Dia mengatakan, sebelumnya, polisi telah melakukan gelar perkara. Cuitan sarkastis Dhani dianggap memenuhi unsur pidana dan bos Republik Cinta Management ini dinyatakan sebagai tersangka.

Rencananya, Dhani akan dipanggil untuk menjalani pemeriksaan pada Kamis (30/11) nanti. Surat panggilan sudah disampaikan kepada Dhani.

"Dan kita sudah kirim surat panggilan untuk hari Kamis, yang bersangkutan kita panggil. Jadi Kamis akan dilakukan pemanggilan," ujarnya.

Sebelumnya, Ahmad Dhani diperiksa polisi terkait kasus cuitan sarkastis pada Selasa (10/10) lalu. Dhani dicecar 22 pertanyaan dan ditanya terkait 3 cuitan di Twitter.

Saat itu, Dhani menegaskan cuitannya tak mempunyai nilai ujaran kebencian. Dia lantas mengibaratkan kebencian terhadap pendukung pengedar narkoba dengan pendukung penista agama.

Ahmad Dhani dilaporkan oleh relawan Basuki Tjahaja Purnama (Ahok)-Djarot Saiful Hidayat (BTP Network) gara-gara cuitan sarkastis di akun Twitter-nya. Dalam cuitannya, Dhani menyebut siapa saja pendukung penista agama adalah bajingan yang perlu diludahi.

"Ini laporannya terkait Twitter Ahmad Dhani. Di sini sudah saya print dan yang paling berat adalah 'siapa saja yang dukung penista agama adalah bajingan yang perlu diludahi mukanya' dan dia selalu buat di belakangnya (tagar) ADP, artinya langsung dari tangan dia sendiri," kata Ketua BTP Network Jack Lapian kepada wartawan di Jakarta, Jumat (10/3).

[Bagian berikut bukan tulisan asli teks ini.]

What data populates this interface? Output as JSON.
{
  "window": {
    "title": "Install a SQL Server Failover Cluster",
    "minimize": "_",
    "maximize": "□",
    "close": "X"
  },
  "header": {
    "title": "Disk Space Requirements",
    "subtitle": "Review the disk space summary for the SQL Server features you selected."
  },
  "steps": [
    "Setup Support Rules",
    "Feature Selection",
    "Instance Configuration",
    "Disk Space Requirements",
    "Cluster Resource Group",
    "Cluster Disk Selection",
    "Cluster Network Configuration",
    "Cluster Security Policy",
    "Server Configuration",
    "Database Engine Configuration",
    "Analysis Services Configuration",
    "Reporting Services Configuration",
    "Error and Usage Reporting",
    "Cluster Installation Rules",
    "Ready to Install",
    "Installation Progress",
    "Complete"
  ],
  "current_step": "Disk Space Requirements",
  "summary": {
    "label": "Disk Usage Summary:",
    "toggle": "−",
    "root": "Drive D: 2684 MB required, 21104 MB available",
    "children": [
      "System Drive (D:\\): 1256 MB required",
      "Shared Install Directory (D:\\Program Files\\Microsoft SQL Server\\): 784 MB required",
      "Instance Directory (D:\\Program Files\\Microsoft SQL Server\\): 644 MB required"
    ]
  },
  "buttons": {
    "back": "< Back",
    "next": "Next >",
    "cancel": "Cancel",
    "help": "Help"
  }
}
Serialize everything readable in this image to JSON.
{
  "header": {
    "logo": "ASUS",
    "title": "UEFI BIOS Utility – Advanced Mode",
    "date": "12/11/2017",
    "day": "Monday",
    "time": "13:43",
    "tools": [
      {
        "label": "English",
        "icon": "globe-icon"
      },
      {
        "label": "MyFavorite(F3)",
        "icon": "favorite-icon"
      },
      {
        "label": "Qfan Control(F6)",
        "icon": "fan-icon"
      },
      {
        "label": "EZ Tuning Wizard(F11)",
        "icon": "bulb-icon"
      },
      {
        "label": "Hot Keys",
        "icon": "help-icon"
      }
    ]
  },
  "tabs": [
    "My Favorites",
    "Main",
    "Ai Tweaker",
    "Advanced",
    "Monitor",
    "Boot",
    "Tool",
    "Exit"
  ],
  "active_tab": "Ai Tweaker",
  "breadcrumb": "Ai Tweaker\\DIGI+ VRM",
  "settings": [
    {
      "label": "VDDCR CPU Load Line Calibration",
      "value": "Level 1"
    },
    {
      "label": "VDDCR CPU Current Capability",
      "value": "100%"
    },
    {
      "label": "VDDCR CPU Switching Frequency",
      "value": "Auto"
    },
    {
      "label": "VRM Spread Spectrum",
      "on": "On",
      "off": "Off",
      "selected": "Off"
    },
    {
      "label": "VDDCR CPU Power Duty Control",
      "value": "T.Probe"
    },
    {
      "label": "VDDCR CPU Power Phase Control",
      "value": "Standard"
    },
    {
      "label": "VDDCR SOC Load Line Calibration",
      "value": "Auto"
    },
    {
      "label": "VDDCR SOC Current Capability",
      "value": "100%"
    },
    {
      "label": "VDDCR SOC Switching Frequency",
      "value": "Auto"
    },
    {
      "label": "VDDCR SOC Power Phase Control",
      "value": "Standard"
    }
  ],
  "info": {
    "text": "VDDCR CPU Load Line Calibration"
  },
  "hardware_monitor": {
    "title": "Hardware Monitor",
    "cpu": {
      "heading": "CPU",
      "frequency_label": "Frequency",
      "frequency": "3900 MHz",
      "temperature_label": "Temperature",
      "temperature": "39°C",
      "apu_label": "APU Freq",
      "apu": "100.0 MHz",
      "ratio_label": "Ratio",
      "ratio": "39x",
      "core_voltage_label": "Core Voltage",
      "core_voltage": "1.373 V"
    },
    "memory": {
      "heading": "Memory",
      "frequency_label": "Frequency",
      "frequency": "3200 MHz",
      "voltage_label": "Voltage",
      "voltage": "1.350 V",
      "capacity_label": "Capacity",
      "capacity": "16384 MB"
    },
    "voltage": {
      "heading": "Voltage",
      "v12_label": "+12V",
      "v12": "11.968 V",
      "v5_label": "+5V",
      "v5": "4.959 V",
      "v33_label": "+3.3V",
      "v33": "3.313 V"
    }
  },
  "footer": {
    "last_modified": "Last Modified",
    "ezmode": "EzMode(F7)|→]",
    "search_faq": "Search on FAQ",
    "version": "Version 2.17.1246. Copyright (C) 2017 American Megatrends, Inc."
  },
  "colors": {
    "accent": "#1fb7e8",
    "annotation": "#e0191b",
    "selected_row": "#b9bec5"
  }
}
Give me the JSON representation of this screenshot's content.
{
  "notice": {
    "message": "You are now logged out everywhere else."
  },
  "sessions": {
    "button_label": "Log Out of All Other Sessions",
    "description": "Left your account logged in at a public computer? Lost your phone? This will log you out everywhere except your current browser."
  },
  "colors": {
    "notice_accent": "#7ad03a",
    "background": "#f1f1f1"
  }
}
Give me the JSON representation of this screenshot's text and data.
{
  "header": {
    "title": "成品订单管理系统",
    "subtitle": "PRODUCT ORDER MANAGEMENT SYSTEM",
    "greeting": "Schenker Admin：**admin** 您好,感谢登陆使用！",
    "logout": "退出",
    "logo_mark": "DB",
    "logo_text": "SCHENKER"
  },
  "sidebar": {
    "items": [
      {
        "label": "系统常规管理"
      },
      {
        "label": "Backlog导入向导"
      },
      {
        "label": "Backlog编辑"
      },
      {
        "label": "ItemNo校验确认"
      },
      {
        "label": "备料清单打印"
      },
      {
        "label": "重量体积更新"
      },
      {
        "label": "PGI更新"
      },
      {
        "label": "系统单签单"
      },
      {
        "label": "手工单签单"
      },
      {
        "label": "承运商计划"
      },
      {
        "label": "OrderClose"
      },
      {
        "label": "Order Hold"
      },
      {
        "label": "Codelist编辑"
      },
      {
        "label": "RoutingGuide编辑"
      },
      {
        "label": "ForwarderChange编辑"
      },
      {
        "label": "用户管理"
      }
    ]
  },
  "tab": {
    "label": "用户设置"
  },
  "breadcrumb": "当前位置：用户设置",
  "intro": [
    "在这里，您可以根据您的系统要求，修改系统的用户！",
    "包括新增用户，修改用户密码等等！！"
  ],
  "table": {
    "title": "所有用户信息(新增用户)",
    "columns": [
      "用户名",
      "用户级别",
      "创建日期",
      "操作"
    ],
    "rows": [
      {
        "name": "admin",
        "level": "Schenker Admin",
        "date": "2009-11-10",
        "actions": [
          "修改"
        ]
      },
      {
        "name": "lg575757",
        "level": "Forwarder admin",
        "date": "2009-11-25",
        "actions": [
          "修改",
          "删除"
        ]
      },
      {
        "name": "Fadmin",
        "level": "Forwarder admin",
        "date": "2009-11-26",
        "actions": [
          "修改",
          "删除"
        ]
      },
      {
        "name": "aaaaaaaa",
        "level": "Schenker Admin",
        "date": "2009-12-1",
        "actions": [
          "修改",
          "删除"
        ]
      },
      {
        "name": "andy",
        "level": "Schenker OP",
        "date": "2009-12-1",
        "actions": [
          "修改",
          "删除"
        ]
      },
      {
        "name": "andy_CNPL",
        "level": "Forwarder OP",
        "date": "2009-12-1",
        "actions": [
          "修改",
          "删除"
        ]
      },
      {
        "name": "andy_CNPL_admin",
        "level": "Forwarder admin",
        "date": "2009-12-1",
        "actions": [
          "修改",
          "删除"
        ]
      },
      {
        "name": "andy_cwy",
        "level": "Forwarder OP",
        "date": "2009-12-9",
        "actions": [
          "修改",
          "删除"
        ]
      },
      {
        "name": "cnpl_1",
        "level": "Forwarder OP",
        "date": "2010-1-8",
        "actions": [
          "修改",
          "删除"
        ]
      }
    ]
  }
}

Terkait penetapan status ini, Dhani menyatakan siap menghadapi kasusnya.

"SAYA SIAP MENGHADAPI PARA PEMBELA PENISTA AGAMA," kata Dhani menjawab pertanyaan wartawan detikcom via WhatsApp (WA), Selasa (28/11). Dhani menggunakan huruf kapital untuk pernyataannya.

Dia merasa dikriminalisasi. Dhani menggunakan istilah 'perang'.

"ADA PERLAWANAN DARI PARA PEMBELA PEMBELA PENISTA AGAMA KITA SIAP PERANG LAWAN PEMBELA PENISTA AGAMA. KITA LAWAN KALO PARA PEMBELA PENISTA AGAMA MENGGUNAKAN CARA CARA LICIK," ujar Dhani, masih via WA. (jbr/idh)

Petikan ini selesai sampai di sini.